Spora başlamak ne kadar zor ise, bırakmak da zordur aslında bu mantıkla baktığınızda. Düzenli yaptığınız spora bir gün verdiğiniz ara sizde vicdan azabına sebep olur, bir bakıma verdiğiniz emeğe ihanetmiş gibi hissettirir. Bu sefer yine aynı mekanizma sporu bırakmanızı istemiyor -faydadan bağımsız- tek düşüncesi ve isteği rutinin bozulmaması. Bütün planını rutinlere göre yapan vücuda karşı bir savaş, yenilik peşinde koşmak.

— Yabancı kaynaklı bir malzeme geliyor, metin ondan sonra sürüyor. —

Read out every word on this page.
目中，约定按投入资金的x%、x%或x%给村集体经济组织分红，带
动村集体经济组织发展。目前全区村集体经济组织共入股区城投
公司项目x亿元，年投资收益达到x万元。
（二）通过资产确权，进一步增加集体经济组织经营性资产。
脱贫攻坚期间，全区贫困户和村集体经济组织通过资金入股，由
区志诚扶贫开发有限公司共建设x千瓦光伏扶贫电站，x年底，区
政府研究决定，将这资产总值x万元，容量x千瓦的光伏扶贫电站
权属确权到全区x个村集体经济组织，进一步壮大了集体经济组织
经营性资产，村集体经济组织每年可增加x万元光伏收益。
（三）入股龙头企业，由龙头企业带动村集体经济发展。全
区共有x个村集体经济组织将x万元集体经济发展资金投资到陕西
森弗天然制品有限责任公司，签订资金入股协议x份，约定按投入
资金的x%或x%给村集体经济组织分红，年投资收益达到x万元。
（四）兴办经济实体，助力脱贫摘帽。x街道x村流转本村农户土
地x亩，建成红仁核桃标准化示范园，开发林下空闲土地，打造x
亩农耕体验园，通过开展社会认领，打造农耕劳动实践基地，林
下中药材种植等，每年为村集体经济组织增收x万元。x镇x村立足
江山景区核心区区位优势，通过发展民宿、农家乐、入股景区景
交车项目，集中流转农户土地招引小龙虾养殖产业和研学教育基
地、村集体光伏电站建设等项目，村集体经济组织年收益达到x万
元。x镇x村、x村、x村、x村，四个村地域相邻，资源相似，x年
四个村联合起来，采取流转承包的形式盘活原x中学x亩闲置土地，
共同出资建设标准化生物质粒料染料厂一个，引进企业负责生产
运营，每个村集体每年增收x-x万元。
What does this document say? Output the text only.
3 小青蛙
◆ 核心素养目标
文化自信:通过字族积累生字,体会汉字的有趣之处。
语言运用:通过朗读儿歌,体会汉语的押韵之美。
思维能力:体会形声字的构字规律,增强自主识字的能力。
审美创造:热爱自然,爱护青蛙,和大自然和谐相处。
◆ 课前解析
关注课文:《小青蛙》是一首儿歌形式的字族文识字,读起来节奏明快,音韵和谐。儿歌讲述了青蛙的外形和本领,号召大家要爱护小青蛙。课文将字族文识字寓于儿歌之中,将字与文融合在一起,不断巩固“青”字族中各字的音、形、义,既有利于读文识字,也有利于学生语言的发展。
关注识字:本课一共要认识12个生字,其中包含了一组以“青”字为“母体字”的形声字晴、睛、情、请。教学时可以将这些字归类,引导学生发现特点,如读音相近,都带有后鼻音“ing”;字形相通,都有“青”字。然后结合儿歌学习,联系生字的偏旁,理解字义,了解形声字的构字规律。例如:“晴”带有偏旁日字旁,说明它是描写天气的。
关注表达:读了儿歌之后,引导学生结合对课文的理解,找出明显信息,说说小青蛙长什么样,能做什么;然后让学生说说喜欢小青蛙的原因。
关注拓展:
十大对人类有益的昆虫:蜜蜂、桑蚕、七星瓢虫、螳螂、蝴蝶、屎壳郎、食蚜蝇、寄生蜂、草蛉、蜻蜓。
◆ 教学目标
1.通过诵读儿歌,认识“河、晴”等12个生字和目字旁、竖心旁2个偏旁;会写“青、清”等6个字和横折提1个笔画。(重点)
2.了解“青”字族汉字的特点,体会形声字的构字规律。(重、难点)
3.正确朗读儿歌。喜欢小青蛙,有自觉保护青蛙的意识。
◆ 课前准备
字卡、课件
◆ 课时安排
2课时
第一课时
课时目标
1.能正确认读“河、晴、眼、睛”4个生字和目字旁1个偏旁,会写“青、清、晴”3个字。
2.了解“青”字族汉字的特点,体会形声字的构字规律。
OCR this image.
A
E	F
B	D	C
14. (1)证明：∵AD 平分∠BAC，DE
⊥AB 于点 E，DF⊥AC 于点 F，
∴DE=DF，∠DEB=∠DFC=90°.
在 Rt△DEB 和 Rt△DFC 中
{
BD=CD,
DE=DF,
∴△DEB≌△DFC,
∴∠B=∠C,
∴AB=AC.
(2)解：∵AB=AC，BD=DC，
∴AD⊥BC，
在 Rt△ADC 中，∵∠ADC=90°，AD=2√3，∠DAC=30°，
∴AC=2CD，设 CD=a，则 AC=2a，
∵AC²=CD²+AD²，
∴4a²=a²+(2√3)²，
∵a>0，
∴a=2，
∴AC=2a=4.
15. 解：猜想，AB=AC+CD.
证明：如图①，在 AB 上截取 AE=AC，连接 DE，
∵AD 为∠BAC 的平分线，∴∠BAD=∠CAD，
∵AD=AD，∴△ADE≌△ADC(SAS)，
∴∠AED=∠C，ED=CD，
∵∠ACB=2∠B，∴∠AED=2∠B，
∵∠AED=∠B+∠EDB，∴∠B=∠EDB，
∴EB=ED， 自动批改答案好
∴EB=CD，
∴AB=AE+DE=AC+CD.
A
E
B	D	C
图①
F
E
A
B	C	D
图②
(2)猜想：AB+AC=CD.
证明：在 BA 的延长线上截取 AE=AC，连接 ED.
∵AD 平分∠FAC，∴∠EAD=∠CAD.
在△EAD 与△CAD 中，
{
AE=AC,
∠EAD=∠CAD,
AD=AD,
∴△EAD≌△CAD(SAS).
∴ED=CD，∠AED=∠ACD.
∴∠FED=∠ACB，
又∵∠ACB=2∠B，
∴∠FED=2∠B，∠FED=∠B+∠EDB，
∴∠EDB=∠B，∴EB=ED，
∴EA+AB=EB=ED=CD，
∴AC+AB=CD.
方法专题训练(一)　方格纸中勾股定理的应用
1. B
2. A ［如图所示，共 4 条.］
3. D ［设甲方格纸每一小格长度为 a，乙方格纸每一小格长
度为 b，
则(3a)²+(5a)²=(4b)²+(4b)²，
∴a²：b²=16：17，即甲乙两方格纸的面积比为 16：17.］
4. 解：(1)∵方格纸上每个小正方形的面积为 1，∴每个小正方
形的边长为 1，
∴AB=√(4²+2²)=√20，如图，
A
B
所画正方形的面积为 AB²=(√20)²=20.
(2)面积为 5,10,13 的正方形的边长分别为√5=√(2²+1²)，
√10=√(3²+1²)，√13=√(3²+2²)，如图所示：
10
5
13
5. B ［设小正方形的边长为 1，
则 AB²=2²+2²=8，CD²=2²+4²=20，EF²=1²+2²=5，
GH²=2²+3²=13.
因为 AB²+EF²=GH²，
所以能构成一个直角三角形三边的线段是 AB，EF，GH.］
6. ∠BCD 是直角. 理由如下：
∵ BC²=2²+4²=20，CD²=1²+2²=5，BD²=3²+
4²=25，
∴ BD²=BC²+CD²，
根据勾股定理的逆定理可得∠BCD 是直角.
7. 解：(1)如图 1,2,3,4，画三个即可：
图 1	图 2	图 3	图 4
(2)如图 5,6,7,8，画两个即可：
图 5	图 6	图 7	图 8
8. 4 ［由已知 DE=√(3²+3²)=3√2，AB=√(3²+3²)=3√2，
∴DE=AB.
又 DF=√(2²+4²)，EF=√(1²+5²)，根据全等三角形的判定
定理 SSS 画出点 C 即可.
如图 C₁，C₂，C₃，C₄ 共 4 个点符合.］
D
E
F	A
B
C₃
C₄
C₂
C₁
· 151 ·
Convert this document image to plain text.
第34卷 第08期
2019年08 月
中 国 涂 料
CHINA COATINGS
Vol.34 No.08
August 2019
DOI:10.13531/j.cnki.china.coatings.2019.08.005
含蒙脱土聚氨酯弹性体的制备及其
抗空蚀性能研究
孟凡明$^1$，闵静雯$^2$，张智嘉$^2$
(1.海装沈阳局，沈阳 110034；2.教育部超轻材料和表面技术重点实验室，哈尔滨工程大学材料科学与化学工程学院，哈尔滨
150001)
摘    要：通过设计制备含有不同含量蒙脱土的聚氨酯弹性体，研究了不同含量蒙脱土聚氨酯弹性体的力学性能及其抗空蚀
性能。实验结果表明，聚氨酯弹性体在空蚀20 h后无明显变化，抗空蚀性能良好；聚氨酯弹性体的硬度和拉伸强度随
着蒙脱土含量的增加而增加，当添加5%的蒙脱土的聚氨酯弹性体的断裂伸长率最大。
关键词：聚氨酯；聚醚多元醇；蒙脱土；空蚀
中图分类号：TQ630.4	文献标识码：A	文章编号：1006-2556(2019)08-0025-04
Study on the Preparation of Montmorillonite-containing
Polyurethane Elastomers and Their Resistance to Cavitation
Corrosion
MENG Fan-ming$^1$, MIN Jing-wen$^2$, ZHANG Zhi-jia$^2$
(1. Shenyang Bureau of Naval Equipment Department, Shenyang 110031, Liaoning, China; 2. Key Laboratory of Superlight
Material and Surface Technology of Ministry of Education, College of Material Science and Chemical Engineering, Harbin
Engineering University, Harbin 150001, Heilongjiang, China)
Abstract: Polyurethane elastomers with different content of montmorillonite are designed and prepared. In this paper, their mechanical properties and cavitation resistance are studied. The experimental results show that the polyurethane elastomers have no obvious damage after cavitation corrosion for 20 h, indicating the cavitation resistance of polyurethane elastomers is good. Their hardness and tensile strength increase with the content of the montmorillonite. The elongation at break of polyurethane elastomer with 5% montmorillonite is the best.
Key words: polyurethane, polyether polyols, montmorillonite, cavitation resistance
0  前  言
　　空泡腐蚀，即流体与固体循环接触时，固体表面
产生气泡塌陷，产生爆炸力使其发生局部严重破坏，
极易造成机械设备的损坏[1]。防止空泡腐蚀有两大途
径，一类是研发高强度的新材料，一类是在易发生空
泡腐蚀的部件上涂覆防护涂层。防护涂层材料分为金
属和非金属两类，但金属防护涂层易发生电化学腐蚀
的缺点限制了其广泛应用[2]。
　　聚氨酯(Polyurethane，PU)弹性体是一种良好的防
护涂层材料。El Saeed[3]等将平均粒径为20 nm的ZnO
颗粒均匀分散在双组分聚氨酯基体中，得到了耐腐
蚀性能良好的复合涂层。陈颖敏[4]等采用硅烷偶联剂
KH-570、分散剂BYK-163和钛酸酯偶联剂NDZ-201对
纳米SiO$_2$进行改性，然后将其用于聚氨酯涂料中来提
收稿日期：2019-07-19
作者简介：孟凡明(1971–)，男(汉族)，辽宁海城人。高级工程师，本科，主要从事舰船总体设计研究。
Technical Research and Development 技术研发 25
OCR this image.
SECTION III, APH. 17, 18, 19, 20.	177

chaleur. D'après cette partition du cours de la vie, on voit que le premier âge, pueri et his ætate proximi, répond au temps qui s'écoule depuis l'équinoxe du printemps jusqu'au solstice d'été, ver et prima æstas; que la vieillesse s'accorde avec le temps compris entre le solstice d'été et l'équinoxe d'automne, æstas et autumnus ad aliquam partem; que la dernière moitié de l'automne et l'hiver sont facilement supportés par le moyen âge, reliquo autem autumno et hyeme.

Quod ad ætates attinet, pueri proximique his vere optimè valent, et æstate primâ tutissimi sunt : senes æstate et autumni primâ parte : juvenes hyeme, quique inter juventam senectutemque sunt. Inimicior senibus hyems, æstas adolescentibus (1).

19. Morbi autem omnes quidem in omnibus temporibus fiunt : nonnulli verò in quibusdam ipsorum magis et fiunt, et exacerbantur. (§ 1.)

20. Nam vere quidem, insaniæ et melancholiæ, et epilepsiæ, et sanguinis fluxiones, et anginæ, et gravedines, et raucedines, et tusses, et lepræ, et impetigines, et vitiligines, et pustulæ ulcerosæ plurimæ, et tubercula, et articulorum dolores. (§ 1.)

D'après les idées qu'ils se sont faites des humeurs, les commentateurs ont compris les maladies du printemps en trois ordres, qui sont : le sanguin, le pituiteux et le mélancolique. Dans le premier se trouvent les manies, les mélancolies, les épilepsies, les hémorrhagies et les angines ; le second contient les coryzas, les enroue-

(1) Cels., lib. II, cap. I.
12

İşte kitabın belki de okuyucusuna verdiği en güzel mesajlardan biri bu, beynimizin alışkanlıkları faydalı/faydasız farketmeksizin istemesi. Bunu olumsuz düşünmek yerine, biraz ekstra çabayla faydamıza olacak şeyleri de kolayca yapabileceğimizi bir alışkanlığa dönüştürebileceğimizi fark etmek daha doğru. Düzenli spor yapan biri için bu düzeni bozmamak, senin daima geç kalkman kadar doğal. Bu insanlar sadece en başta ekstra efor sarfettiler, vücutları bu düzeni ”yeni normali” olarak kabul edene kadar. Tatlı yememeye nasıl dayanıyorsun dediğiniz insan, yememek için sizinle aynı eforu sarfetmiyor, önce bunu anlamalıyız. Bunları bilmenin yapamayacağınızı düşündüğünüz bir çok konuda sizi cesaretlendireceğini düşünüyorum.
Bu söylediklerim ilginizi çektiyse ”Alışkanlıkların Gücü” kitabını pas geçmeyin.